Discovering Chunks in Neural Embeddings for Interpretability
This provides a new interpretability method for neural networks, addressing a foundational challenge in AI, though it is incremental in applying cognitive principles to artificial systems.
The paper tackles the problem of interpreting neural networks by proposing a chunking framework inspired by human cognition, demonstrating that hidden states in RNNs and LLMs reflect input patterns as identifiable chunks, with perturbations affecting associated concepts.

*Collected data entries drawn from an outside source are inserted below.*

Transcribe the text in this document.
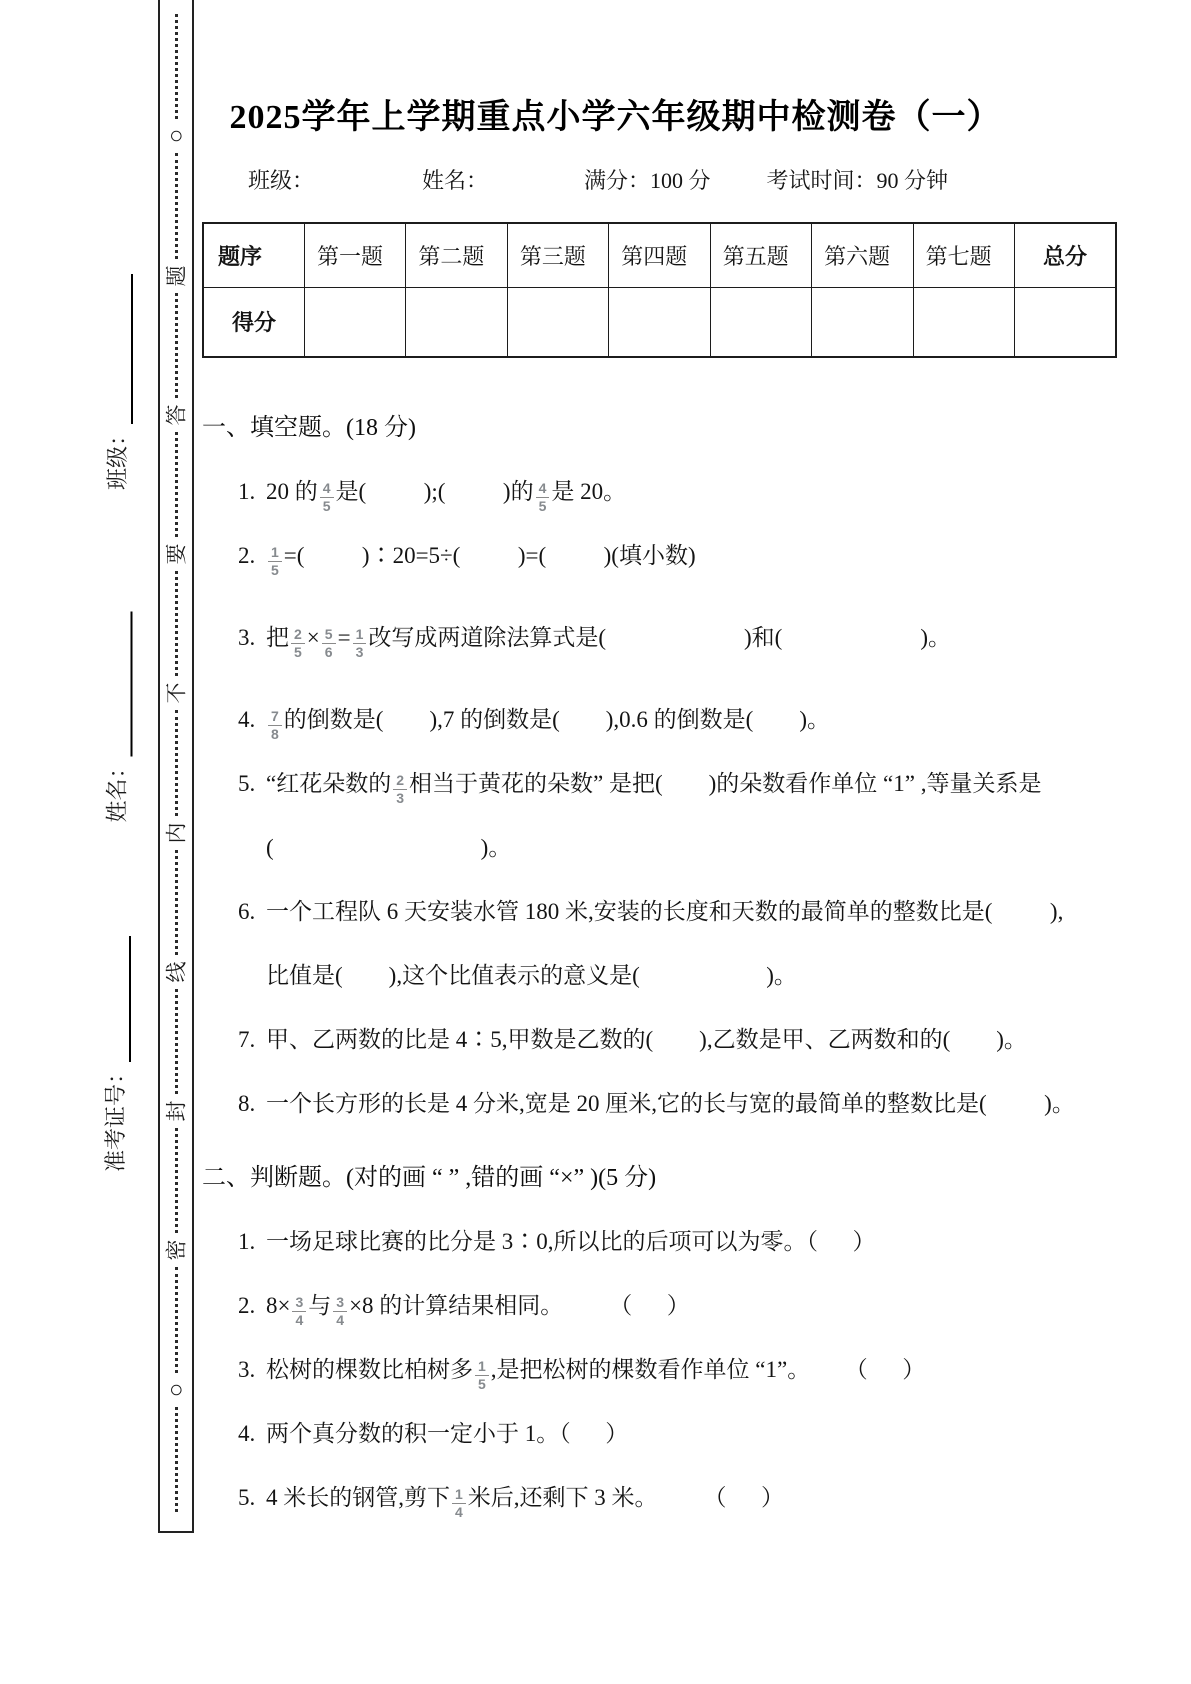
○
题
答
要
不
内
线
封
密
○
班级：
姓名：
准考证号：
2025学年上学期重点小学六年级期中检测卷（一）
班级：	姓名：	满分：100 分	考试时间：90 分钟
题序	第一题	第二题	第三题	第四题	第五题	第六题	第七题	总分
得分								
一、填空题。(18 分)
1. 20 的 $\frac{4}{5}$ 是(          );(          )的 $\frac{4}{5}$ 是 20。
2. $\frac{1}{5}$ =(          )∶20=5÷(          )=(          )(填小数)
3. 把 $\frac{2}{5} \times \frac{5}{6} = \frac{1}{3}$ 改写成两道除法算式是(                        )和(                        )。
4. $\frac{7}{8}$ 的倒数是(        ),7 的倒数是(        ),0.6 的倒数是(        )。
5. “红花朵数的 $\frac{2}{3}$ 相当于黄花的朵数” 是把(        )的朵数看作单位 “1” ,等量关系是
(                                    )。
6. 一个工程队 6 天安装水管 180 米,安装的长度和天数的最简单的整数比是(          ),
比值是(        ),这个比值表示的意义是(                      )。
7. 甲、乙两数的比是 4∶5,甲数是乙数的(        ),乙数是甲、乙两数和的(        )。
8. 一个长方形的长是 4 分米,宽是 20 厘米,它的长与宽的最简单的整数比是(          )。
二、判断题。(对的画 “ ” ,错的画 “×” )(5 分)
1. 一场足球比赛的比分是 3∶0,所以比的后项可以为零。（      ）
2. $8\times \frac{3}{4}$ 与 $\frac{3}{4} \times 8$ 的计算结果相同。        （      ）
3. 松树的棵数比柏树多 $\frac{1}{5}$ ,是把松树的棵数看作单位 “1”。      （      ）
4. 两个真分数的积一定小于 1。（      ）
5. 4 米长的钢管,剪下 $\frac{1}{4}$ 米后,还剩下 3 米。        （      ）
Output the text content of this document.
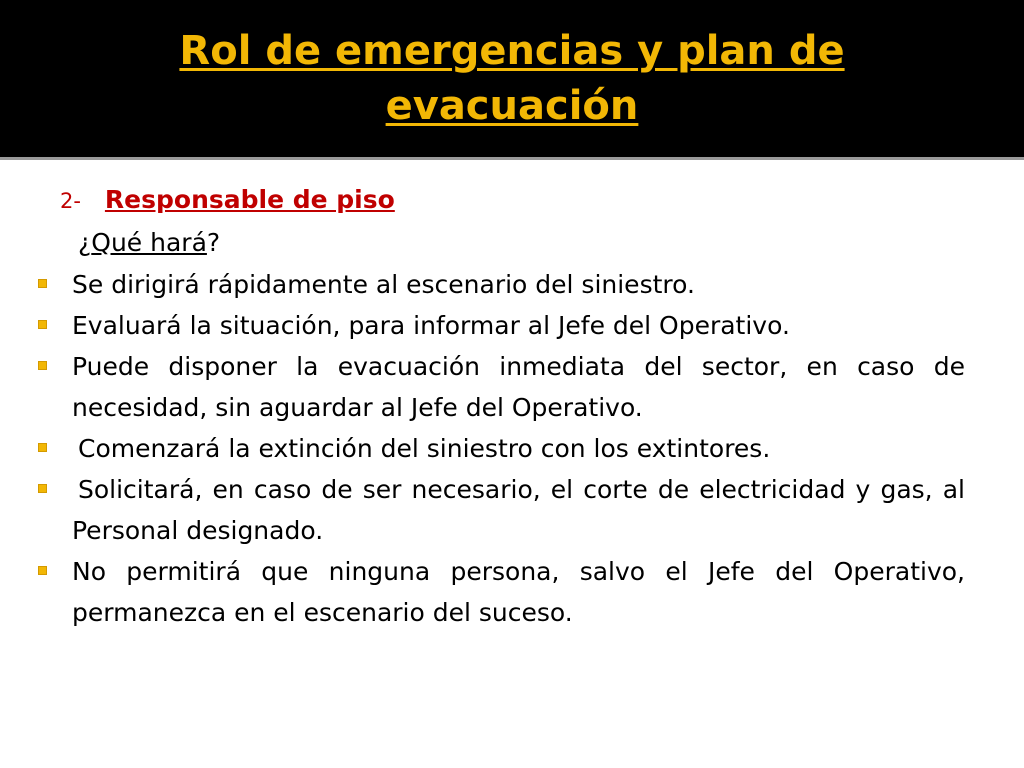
Rol de emergencias y plan de
evacuación
2- Responsable de piso
¿Qué hará?
Se dirigirá rápidamente al escenario del siniestro.
Evaluará la situación, para informar al Jefe del Operativo.
Puede disponer la evacuación inmediata del sector, en caso de necesidad, sin aguardar al Jefe del Operativo.
Comenzará la extinción del siniestro con los extintores.
Solicitará, en caso de ser necesario, el corte de electricidad y gas, al Personal designado.
No permitirá que ninguna persona, salvo el Jefe del Operativo, permanezca en el escenario del suceso.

Understanding neural networks is challenging due to their high-dimensional, interacting components. Inspired by human cognition, which processes complex sensory data by chunking it into recurring entities, we propose leveraging this principle to interpret artificial neural population activities. Biological and artificial intelligence share the challenge of learning from structured, naturalistic data, and we hypothesize that the cognitive mechanism of chunking can provide insights into artificial systems. We first demonstrate this concept in recurrent neural networks (RNNs) trained on artificial sequences with imposed regularities, observing that their hidden states reflect these patterns, which can be extracted as a dictionary of chunks that influence network responses. Extending this to large language models (LLMs) like LLaMA, we identify similar recurring embedding states corresponding to concepts in the input, with perturbations to these states activating or inhibiting the associated concepts. By exploring methods to extract dictionaries of identifiable chunks across neural embeddings of varying complexity, our findings introduce a new framework for interpreting neural networks, framing their population activity as structured reflections of the data they process.